1885 Belovodoskoe earthquake
- UTC time: 1885-08-02 21:20:00;
- Local date: 2 August 1885;
- Local time: 14:20;
- Magnitude: 6.7–7.6 M_{w};
- Depth: 15 km (9 mi);
- Epicenter: 42°42′N 74°06′E﻿ / ﻿42.7°N 74.1°E
- Areas affected: Kyrgyzstan, Kazakhstan
- Max. intensity: MMI X (Extreme)
- Casualties: 54 dead

= 1885 Belovodoskoe earthquake =

Earthquake in Turkestan (now Kyrgyzstan)

The 1885 Belovodoskoe earthquake occurred on 2 August, in the Chüy Region, Russian Turkestan (now Kyrgyzstan), with a moment magnitude of 6.7–7.6. It had an epicenter in the west of Bishkek. This earthquake damaged 2 villages and caused 54 deaths. The maximum MSK-64 intensity was estimated at IX–X (Devastating).

== Earthquake ==
The earthquake was assigned a maximum Medvedev–Sponheuer–Karnik scale of IX–X. The surface rupture had an area about 20 km length between the Sokuluk and Aksu rivers, parallel to the mountain front, and a width between 0.2 and 2.1 m. The earthquake was felt over a large area. It caused numerous fractures and surface cracks, including a 20-km-long and up to 2-m-wide fracture between the Sokuluk and Aksu rivers. It also initiated rockfalls and landslides, some of which temporarily blocked the Sokuluk and Aksu rivers. Heavy liquefaction was reported from the area around the Aksu river.
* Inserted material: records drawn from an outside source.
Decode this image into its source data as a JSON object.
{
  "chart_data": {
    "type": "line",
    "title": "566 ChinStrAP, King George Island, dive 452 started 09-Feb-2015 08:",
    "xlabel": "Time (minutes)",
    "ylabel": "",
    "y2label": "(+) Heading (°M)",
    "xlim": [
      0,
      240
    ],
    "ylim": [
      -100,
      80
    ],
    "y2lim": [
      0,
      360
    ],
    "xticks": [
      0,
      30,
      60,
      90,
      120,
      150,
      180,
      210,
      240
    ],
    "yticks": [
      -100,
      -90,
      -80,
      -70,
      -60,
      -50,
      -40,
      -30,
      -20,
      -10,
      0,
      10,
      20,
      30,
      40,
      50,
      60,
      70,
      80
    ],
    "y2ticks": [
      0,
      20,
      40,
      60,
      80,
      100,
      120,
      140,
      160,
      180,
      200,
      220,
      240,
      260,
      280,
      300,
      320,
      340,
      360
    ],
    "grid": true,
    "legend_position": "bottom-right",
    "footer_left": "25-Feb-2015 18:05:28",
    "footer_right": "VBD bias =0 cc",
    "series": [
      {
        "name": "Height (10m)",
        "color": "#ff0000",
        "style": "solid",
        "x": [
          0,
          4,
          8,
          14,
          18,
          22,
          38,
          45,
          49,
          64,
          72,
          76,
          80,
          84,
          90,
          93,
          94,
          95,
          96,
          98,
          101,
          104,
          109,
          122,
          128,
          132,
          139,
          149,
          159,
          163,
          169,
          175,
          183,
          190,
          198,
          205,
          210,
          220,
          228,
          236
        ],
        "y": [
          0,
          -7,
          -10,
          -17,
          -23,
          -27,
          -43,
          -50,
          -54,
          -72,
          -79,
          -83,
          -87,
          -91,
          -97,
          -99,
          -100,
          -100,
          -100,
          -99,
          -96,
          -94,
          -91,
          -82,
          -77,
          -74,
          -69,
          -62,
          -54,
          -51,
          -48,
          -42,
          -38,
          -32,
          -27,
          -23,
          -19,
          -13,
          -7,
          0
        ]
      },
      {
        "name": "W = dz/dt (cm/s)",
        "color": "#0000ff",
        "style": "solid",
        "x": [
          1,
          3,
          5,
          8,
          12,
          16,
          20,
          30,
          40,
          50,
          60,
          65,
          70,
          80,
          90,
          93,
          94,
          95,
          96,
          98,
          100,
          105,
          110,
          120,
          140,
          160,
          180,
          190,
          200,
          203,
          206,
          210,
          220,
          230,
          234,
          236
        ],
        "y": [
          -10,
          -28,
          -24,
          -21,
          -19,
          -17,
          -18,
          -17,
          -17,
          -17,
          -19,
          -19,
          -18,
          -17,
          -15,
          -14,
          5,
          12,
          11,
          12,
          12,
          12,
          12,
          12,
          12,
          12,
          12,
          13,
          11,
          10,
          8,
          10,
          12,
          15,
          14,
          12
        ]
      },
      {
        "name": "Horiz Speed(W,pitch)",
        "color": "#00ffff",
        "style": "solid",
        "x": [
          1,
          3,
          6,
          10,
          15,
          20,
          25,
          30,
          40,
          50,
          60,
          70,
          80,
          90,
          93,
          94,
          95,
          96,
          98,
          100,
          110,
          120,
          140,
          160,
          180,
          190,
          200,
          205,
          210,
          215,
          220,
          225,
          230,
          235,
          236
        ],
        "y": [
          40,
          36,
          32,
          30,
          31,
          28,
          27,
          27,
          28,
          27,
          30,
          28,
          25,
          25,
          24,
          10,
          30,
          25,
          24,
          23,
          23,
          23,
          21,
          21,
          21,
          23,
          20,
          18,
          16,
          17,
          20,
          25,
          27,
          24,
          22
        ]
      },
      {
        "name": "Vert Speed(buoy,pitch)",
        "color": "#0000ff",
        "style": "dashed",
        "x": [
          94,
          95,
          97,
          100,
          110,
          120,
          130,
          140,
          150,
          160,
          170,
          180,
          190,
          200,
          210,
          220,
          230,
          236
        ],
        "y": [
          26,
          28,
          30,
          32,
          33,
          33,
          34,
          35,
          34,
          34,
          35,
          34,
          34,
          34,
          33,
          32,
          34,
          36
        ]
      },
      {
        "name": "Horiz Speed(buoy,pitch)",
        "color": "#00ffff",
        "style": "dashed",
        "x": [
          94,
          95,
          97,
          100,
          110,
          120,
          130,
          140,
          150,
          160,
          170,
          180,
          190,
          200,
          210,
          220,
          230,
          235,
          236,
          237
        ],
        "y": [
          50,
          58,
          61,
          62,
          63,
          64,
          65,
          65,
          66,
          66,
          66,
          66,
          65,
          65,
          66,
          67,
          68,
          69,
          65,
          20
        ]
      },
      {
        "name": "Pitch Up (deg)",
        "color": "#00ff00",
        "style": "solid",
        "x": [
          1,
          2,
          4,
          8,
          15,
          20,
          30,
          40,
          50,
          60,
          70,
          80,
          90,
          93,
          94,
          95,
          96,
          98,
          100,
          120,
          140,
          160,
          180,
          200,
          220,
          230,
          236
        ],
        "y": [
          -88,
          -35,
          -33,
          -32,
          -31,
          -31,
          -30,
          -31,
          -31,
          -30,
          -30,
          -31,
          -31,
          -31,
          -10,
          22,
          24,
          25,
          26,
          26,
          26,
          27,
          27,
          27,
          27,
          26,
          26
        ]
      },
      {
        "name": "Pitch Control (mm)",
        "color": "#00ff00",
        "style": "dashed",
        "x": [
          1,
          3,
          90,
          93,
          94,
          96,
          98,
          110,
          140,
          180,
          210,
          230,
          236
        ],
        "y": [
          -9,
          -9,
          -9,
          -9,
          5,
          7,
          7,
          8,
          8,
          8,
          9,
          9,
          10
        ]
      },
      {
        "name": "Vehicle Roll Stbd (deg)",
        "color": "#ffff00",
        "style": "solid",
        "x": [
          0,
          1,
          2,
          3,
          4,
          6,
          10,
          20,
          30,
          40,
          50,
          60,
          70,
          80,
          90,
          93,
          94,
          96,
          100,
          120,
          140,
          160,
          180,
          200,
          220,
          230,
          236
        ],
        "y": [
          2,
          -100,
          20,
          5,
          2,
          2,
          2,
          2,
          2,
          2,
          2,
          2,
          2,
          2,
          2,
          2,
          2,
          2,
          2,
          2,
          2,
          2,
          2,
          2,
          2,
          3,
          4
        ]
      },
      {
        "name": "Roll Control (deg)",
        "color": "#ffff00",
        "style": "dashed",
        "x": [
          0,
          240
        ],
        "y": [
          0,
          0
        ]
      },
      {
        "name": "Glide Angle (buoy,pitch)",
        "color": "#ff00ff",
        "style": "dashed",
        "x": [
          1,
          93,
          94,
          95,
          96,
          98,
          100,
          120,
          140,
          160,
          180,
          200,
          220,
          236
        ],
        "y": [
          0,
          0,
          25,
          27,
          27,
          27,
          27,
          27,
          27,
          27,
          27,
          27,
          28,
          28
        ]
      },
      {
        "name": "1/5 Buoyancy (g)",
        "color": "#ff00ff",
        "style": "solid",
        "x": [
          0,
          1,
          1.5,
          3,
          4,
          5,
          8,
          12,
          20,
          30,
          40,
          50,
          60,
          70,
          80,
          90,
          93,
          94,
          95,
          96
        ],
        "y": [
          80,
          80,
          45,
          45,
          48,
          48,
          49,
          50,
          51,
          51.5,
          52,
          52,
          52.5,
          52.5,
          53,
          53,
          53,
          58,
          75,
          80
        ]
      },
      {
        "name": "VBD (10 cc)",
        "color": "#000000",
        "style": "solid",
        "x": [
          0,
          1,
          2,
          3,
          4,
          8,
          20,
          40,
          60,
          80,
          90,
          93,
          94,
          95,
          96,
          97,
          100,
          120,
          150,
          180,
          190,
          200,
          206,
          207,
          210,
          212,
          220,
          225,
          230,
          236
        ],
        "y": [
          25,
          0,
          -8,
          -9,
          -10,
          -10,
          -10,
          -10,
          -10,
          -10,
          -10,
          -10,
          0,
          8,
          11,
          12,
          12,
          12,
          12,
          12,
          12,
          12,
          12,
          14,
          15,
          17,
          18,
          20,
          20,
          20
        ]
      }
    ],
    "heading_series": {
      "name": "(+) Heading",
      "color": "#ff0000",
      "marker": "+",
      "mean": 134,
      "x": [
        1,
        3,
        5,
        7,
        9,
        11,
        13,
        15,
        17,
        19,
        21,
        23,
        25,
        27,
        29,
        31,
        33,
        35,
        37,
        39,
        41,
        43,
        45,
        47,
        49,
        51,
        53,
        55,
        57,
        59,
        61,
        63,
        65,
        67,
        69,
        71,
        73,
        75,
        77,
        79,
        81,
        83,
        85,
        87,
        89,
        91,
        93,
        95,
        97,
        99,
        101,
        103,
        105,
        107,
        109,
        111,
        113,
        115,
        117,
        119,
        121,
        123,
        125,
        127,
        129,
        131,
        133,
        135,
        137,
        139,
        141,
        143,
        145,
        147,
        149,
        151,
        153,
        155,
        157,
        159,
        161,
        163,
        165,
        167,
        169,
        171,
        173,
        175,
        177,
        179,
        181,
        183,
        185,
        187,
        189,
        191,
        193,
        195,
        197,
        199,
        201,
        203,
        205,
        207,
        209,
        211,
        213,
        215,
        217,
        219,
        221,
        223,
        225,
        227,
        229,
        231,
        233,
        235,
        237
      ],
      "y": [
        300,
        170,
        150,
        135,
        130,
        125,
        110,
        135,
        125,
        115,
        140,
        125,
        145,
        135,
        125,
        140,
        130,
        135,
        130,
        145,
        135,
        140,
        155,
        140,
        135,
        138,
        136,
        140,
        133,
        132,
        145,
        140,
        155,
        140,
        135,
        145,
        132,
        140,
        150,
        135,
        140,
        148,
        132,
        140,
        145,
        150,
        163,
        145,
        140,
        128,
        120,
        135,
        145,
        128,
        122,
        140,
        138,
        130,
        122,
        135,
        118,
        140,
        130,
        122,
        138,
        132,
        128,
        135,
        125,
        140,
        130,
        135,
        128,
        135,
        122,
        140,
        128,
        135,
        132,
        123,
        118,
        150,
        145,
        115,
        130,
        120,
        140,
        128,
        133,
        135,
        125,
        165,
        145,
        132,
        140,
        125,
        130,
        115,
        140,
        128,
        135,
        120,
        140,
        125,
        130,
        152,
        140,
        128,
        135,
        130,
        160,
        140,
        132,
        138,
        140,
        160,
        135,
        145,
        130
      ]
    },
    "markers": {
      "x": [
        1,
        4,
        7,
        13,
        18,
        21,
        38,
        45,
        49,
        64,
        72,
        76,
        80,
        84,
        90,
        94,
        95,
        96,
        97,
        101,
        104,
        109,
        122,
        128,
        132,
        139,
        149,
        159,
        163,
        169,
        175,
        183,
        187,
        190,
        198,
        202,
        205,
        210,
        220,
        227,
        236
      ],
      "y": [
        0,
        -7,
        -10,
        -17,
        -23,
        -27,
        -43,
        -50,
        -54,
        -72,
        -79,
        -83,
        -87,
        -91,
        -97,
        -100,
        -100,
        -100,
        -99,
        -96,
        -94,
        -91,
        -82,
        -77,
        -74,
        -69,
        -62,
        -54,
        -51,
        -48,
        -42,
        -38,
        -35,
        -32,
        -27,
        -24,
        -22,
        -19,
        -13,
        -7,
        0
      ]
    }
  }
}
An earthquake catalogue compiled by Kondorskaya and Shebalin assigned the earthquake magnitude as 6.9, but did not specify the subtype. This was calculated from the seismic intensity data. The maximum intensity was IX–X on the Rossi–Forel scale. In 2014, Bindi and others determined a moment magnitude of 6.7±0.4 based on an equation to calculate from seismic intensity data on the Medvedev–Sponheuer–Karnik scale.

The earthquake may have produced uplift across a riverbed, expressed as a 1.5 m scarp, discovered following a topographic survey finding published in 2001. In Belek, no evidence of surface rupture were found. The estimated magnitude was 6.9–7.4. In 2018, Krüger and others reassessed the moment magnitudes of major earthquakes in Central Asia; they determined 7.6±0.15 for the Belovodoskoe earthquake.

== Impact ==
Two villages from Kara-Balta and Belovodskoye were damaged, and 54 people died from the earthquake.